Kimmerer: Absolutely. I am not talking about blending knowledge. With blending, you're left with neither of the original elements. They both disappear. Instead of blending, we need knowledge symbiosis, or relationship. I think of the metaphor of the Three Sisters garden. When you plant the Three sisters--corn, beans, and squash-- together, they complement one another and produce more nourishment than if they were grown in isolation..."
Tonino: On the whole, your writing is hopeful and celebratory. To what degree have frustration and anger also fueled your work?
Kimmerer: I remember being acutely disappointed when what I thought was important about plants growing up was dismissed by the scientific establishment. I remember wanting to know more about Potawatomi culture as a young person, and my family saying, "We can't tell you. We don't know it anymore." our heritage had been taken away from us by the Carlisle Indian School. It was one of many such brainwashing institutions. I remember being outraged by this as a child. I wanted to know why, if they could build a school that taught us not to be Indian, we couldn't build a school tht taught us to reclaim that heritage. Loss and anger can be powerful creative forces. My work with the Center for Native Peoples and the Environment comes from the outrage I felt as a girl. I wanted to created opportunities for that reclamation."
My journey of decolonization is a life-long journey. I continue to discover where I have hidden my self in attempts to 'blend-in' rather than grow as a sovereign being. In fits and starts, and bursts of insight I uncover the roots that lie just under the surface of my person, under my living earth. A visit to The Wing Luke museum leads me straight into the culture I have denied; my ancestors tattoo me with their 'ike. The inks find my blood, and flow differently. As I continue to live with this powerful subtle current, the symptoms and remedies for living with MCS teach me to observe and express the inexhaustible passion for being on this Living Earth. It's NOT always pretty, now easy, sometimes cruel and often messy. But. The roots endure; sometimes a seed is not enough to sustain or flourish. Digging deep or power-filled language, such as the Potawatomi word puhpowee, which means "the force that causes mushrooms to rise up out of the earth at night" is the power necessary.

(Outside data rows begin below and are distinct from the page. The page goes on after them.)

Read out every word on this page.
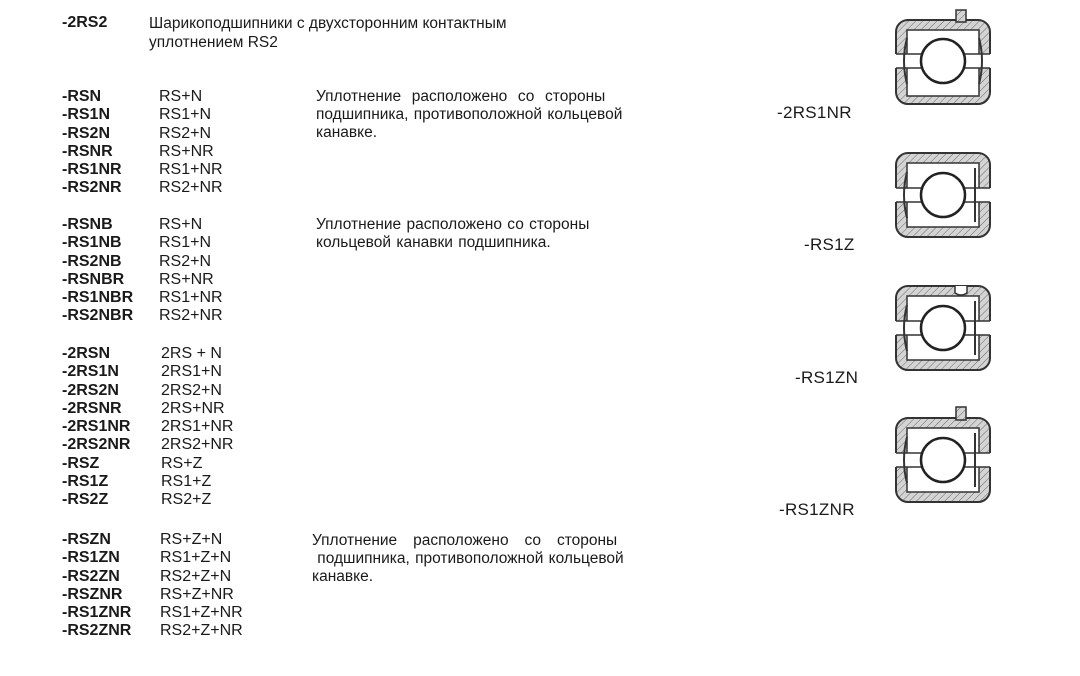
-2RS2	Шарикоподшипники с двухсторонним контактным
уплотнением RS2
-RSN
-RS1N
-RS2N
-RSNR
-RS1NR
-RS2NR
RS+N
RS1+N
RS2+N
RS+NR
RS1+NR
RS2+NR
Уплотнение  расположено  со  стороны
подшипника, противоположной кольцевой
канавке.
-RSNB
-RS1NB
-RS2NB
-RSNBR
-RS1NBR
-RS2NBR
RS+N
RS1+N
RS2+N
RS+NR
RS1+NR
RS2+NR
Уплотнение расположено со стороны
кольцевой канавки подшипника.
-2RSN
-2RS1N
-2RS2N
-2RSNR
-2RS1NR
-2RS2NR
-RSZ
-RS1Z
-RS2Z
2RS + N
2RS1+N
2RS2+N
2RS+NR
2RS1+NR
2RS2+NR
RS+Z
RS1+Z
RS2+Z
-RSZN
-RS1ZN
-RS2ZN
-RSZNR
-RS1ZNR
-RS2ZNR
RS+Z+N
RS1+Z+N
RS2+Z+N
RS+Z+NR
RS1+Z+NR
RS2+Z+NR
Уплотнение   расположено   со   стороны
подшипника, противоположной кольцевой
канавке.
-2RS1NR
-RS1Z
-RS1ZN
-RS1ZNR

I am a creator. I create story that is both mine and every blood. It is medicine, and homeopathic in its affect: subtle. Subtle because it works with my body AT THE MOMENT. It is in many ways a traditional and slower form of remedy that tattoos me internally. Can you see it on my skin as a form of self-identification? No. Could you see it if you could read my blood, or read my work ... the medicine stories? Perhaps.
The medicine is in the stone, in the calcium of barnacle, the patterns left on shells from the tannins of tree bark mashed with the tide, shells left after birds have feasted on the flesh; or it is in the shape of an incidental discover of a stone like the 'never-endingness' of an 'Ole Pau Po. The message is transmitted to those who are in the know. In the 'ike.

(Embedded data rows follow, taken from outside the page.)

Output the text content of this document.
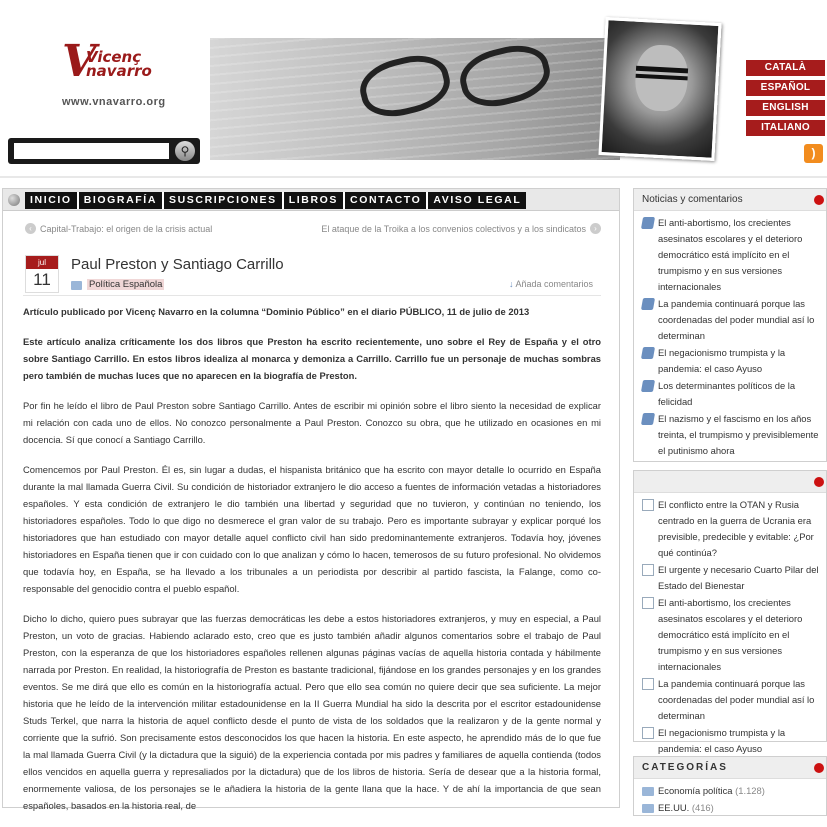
V
Vicenç
navarro
www.vnavarro.org
⚲
CATALÀ
ESPAÑOL
ENGLISH
ITALIANO
)
INICIO	BIOGRAFÍA	SUSCRIPCIONES	LIBROS	CONTACTO	AVISO LEGAL
‹ Capital-Trabajo: el origen de la crisis actual	El ataque de la Troika a los convenios colectivos y a los sindicatos	›
jul
11
Paul Preston y Santiago Carrillo
Política Española	↓ Añada comentarios

Artículo publicado por Vicenç Navarro en la columna “Dominio Público” en el diario PÚBLICO, 11 de julio de 2013

Este artículo analiza críticamente los dos libros que Preston ha escrito recientemente, uno sobre el Rey de España y el otro sobre Santiago Carrillo. En estos libros idealiza al monarca y demoniza a Carrillo. Carrillo fue un personaje de muchas sombras pero también de muchas luces que no aparecen en la biografía de Preston.

Por fin he leído el libro de Paul Preston sobre Santiago Carrillo. Antes de escribir mi opinión sobre el libro siento la necesidad de explicar mi relación con cada uno de ellos. No conozco personalmente a Paul Preston. Conozco su obra, que he utilizado en ocasiones en mi docencia. Sí que conocí a Santiago Carrillo.

Comencemos por Paul Preston. Él es, sin lugar a dudas, el hispanista británico que ha escrito con mayor detalle lo ocurrido en España durante la mal llamada Guerra Civil. Su condición de historiador extranjero le dio acceso a fuentes de información vetadas a historiadores españoles. Y esta condición de extranjero le dio también una libertad y seguridad que no tuvieron, y continúan no teniendo, los historiadores españoles. Todo lo que digo no desmerece el gran valor de su trabajo. Pero es importante subrayar y explicar porqué los historiadores que han estudiado con mayor detalle aquel conflicto civil han sido predominantemente extranjeros. Todavía hoy, jóvenes historiadores en España tienen que ir con cuidado con lo que analizan y cómo lo hacen, temerosos de su futuro profesional. No olvidemos que todavía hoy, en España, se ha llevado a los tribunales a un periodista por describir al partido fascista, la Falange, como co-responsable del genocidio contra el pueblo español.

Dicho lo dicho, quiero pues subrayar que las fuerzas democráticas les debe a estos historiadores extranjeros, y muy en especial, a Paul Preston, un voto de gracias. Habiendo aclarado esto, creo que es justo también añadir algunos comentarios sobre el trabajo de Paul Preston, con la esperanza de que los historiadores españoles rellenen algunas páginas vacías de aquella historia contada y hábilmente narrada por Preston. En realidad, la historiografía de Preston es bastante tradicional, fijándose en los grandes personajes y en los grandes eventos. Se me dirá que ello es común en la historiografía actual. Pero que ello sea común no quiere decir que sea suficiente. La mejor historia que he leído de la intervención militar estadounidense en la II Guerra Mundial ha sido la descrita por el escritor estadounidense Studs Terkel, que narra la historia de aquel conflicto desde el punto de vista de los soldados que la realizaron y de la gente normal y corriente que la sufrió. Son precisamente estos desconocidos los que hacen la historia. En este aspecto, he aprendido más de lo que fue la mal llamada Guerra Civil (y la dictadura que la siguió) de la experiencia contada por mis padres y familiares de aquella contienda (todos ellos vencidos en aquella guerra y represaliados por la dictadura) que de los libros de historia. Sería de desear que a la historia formal, enormemente valiosa, de los personajes se le añadiera la historia de la gente llana que la hace. Y de ahí la importancia de que sean españoles, basados en la historia real, de

Noticias y comentarios
El anti-abortismo, los crecientes asesinatos escolares y el deterioro democrático está implícito en el trumpismo y en sus versiones internacionales
La pandemia continuará porque las coordenadas del poder mundial así lo determinan
El negacionismo trumpista y la pandemia: el caso Ayuso
Los determinantes políticos de la felicidad
El nazismo y el fascismo en los años treinta, el trumpismo y previsiblemente el putinismo ahora
El conflicto entre la OTAN y Rusia centrado en la guerra de Ucrania era previsible, predecible y evitable: ¿Por qué continúa?
El urgente y necesario Cuarto Pilar del Estado del Bienestar
El anti-abortismo, los crecientes asesinatos escolares y el deterioro democrático está implícito en el trumpismo y en sus versiones internacionales
La pandemia continuará porque las coordenadas del poder mundial así lo determinan
El negacionismo trumpista y la pandemia: el caso Ayuso
CATEGORÍAS
Economía política (1.128)
EE.UU. (416)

My daughter-in-law emailed me after I sent her the message stones (pictured above). She asked: are you chamane? what is the Hawaiian word? I replied and said, 'No, I am not a shaman. The Hawaiian word might be kahuna. I am not kahuna. I am a makua o'o a maturing human being, hopefully getting a little wiser with time.'
I sent her more messages on clam shells found at the Muliwai. Never underestimate the power of subtle.